Just know that it has meant a lot to me, in measures and ways that words fail, and on a level that I can never forget.

God bless you all.
(yeah, even you.)

On a downer note: a few months ago, one of my co-workers was diagnosed with a cancerous brain tumor. He's going through a big Hell right now. Be grateful for life's every blessing, because no matter what you got, there is always somebody else who has it worse, and what we often take for granted can easily be taken away.

Tuesday, August 4, 2009

I've got an idea to help fight Global Warming and cure the economy.

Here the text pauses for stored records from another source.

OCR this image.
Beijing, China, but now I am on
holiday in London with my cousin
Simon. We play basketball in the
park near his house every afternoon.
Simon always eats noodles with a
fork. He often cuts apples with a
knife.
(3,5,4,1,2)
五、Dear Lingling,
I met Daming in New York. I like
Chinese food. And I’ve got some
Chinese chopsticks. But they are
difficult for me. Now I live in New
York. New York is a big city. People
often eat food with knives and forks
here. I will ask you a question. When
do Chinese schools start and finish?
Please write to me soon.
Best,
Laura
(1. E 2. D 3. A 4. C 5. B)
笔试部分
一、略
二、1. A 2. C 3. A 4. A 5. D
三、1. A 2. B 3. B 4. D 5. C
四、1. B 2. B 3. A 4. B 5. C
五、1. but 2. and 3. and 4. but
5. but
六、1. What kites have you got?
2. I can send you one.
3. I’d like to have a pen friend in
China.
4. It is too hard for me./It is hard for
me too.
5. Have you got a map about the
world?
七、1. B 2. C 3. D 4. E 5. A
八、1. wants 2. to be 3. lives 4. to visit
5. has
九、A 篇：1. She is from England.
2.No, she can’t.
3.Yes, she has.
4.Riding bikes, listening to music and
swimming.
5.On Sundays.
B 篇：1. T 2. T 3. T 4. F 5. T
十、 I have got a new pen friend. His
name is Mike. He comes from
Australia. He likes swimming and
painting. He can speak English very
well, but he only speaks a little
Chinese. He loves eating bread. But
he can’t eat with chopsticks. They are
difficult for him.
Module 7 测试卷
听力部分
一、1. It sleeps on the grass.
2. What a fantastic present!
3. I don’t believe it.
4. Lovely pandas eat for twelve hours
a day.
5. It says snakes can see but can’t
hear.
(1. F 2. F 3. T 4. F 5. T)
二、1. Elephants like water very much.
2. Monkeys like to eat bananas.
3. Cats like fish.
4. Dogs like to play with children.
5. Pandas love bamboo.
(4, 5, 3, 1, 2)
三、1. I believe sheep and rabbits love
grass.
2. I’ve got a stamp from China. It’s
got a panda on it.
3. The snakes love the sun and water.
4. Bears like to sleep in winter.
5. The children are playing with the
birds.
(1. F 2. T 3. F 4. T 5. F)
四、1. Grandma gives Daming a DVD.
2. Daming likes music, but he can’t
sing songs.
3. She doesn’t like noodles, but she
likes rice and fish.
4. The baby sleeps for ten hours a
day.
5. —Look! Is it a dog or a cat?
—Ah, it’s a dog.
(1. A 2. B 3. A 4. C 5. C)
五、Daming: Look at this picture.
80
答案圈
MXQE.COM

How about we just give $100,000 to anybody who wants to trade their larger, less energy efficient house for a smaller, more efficient house?
After the deal is made, the previous home will be bulldozed so nobody else can pollute with it again.

Think of the boost to the housing market and construction trades. This will pull us out of the recession within about 32 minutes, and save the planet at the same time.

Monday, August 3, 2009

First Day

First day back to the mill. I spent about 15 minutes in the office, and one hour at the clinic.
Pissed in a jar, signed some forms, and verfied that yes, I did have a pulse.

They'll call me when the wiz quiz comes back in a couple days. In the meantime, I'm getting paid.